The current opinion with regard to the use of Assisted Hatching is that this technique can be offered to couples with previous implantation failures, and may improve the pregnancy rates in patients undergoing thawed embryo transfer. It is not clear whether it is beneficial for patients of advanced age. It is not without risks and therefore not recommended for routine use.

Sunday, 3 August 2014

Blastocyst or Freezing?

The ultimate aim of assisted reproductive techniques is not a positive pregnancy test, but a healthy fully grown baby. Advances in the stimulation protocols and embryo culture media have led to an improved ability to grow and select embryos. Despite this, only about 30% of the transferred embryos reach their full developmental potential.

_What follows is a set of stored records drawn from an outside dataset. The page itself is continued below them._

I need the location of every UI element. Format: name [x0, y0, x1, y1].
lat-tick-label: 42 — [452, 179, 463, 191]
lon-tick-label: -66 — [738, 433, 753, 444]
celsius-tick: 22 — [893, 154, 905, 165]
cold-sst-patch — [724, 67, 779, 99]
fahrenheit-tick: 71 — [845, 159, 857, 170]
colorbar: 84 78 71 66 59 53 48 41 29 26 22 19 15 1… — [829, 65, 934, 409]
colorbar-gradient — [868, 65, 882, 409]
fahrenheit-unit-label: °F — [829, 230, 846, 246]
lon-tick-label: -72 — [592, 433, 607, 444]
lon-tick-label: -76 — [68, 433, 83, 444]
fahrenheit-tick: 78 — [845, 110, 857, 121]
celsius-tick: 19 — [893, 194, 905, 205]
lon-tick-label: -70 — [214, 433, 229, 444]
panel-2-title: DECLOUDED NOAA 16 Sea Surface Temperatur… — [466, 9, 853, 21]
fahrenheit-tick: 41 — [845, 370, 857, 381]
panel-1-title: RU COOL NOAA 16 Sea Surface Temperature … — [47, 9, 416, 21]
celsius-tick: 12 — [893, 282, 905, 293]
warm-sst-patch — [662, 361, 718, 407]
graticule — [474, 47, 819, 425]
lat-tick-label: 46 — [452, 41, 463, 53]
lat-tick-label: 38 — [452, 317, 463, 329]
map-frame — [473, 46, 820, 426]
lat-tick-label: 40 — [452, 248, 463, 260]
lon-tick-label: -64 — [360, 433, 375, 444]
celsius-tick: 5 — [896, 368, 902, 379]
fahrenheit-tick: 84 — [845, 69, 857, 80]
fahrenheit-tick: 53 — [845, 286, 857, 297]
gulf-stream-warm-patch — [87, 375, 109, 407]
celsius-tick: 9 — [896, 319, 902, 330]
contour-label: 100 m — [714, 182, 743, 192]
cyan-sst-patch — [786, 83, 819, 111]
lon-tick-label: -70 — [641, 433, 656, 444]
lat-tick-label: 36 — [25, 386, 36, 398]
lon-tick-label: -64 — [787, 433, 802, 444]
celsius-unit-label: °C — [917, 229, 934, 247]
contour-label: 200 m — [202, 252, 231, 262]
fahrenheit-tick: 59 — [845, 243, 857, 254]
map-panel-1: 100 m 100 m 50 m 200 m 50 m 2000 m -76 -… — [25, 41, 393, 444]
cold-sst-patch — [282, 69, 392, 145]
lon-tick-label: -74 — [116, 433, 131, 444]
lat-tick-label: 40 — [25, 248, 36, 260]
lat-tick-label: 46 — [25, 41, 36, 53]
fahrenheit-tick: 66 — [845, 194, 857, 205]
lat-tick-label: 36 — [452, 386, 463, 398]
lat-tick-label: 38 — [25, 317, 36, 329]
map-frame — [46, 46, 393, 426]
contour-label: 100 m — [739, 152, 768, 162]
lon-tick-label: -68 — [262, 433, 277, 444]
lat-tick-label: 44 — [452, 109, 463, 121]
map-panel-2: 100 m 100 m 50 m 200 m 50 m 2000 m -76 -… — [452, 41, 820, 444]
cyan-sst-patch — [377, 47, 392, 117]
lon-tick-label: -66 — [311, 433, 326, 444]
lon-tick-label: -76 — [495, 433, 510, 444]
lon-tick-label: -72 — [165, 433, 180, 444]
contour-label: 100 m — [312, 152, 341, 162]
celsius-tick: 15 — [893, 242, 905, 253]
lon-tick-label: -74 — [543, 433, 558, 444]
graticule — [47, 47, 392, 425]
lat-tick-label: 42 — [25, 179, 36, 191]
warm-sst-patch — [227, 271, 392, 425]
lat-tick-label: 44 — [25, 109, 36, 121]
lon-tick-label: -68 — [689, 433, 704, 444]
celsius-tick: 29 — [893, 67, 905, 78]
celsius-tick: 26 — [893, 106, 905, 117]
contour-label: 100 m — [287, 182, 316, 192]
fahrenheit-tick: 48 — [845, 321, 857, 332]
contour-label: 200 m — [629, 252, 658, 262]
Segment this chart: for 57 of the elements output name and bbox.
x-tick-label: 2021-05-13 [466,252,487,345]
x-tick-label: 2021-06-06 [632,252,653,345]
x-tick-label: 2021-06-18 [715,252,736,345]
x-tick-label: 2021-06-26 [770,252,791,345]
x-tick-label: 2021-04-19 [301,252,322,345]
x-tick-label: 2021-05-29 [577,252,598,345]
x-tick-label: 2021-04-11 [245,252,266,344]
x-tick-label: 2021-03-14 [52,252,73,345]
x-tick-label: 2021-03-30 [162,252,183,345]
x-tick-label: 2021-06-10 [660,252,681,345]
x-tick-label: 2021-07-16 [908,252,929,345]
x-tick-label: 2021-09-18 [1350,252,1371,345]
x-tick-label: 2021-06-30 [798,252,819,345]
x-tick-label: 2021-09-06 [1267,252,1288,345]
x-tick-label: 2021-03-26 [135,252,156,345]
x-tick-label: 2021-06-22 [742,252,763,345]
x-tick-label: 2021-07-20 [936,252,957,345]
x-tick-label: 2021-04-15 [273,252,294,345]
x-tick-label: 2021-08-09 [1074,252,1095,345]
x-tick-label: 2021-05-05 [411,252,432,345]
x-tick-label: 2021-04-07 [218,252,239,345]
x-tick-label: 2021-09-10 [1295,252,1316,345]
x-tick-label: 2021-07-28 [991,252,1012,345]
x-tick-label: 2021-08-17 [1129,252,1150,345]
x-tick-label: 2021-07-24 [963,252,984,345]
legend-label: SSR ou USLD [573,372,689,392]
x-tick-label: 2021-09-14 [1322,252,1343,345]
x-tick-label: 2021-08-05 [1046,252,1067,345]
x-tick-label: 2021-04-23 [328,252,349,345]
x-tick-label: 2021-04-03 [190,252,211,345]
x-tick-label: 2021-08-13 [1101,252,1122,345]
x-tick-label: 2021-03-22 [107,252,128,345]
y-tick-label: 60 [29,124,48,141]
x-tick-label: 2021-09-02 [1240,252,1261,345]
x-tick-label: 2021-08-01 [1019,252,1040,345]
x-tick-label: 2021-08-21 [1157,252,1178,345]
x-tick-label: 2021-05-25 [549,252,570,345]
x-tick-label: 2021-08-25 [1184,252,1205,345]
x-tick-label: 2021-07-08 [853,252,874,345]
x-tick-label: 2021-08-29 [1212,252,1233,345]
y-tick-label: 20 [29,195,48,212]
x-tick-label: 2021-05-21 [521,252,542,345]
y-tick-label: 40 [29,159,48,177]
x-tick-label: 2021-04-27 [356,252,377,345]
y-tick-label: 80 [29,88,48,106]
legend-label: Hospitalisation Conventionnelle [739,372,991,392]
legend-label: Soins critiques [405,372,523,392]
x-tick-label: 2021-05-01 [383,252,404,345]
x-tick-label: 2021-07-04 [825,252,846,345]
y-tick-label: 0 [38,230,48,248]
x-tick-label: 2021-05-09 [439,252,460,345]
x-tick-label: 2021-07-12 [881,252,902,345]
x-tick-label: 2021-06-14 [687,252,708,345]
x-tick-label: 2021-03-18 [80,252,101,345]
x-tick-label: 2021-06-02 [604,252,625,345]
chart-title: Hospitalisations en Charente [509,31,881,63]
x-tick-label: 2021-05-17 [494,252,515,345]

To overcome the low implantation rates, the initial strategy that was employed was to increase the number of embryos. However, this led to an unacceptable incidence of higher order multiple pregnancy with associated complications both to the pregnant mother and to the babies. In a conscious effort to reduce multiple pregnancy, the embryo numbers are therefore restricted. To enable this without affecting the chances of success, there are broadly two options.

The first option is that of embryo freezing. Once a select number of embryos is transferred, the supernumerary embryos are frozen for later use. The newer more efficient technique of Vitrification has further improved cumulative pregnancy rates with frozen embryos. Using this you can actually try transferring all the good embryos a few at a time without the risk of higher order multiple pregnancy. This can also allow the conception of siblings if the initial transfer is successful. 

The second option is to grow the embryos to the blastocyst stage. By extended culture and selecting the best one or at the most two blastocysts, better pregnancy rates can be achieved without increasing the number of embryos that are transferred. The drawback with this option is that only 40-50% of embryos reach blastocyst stage. The biggest advantage is that multiple embryo transfers can be avoided. Most women I know find the two-week wait the most trying period in any treatment cycle. Occasionally, you may be lucky to get supernumerary good quality blastocysts that can be frozen for later use. 

In short both options are good options and decision should be taken collectively keeping in mind the embryo parameters as well as the couple's preference.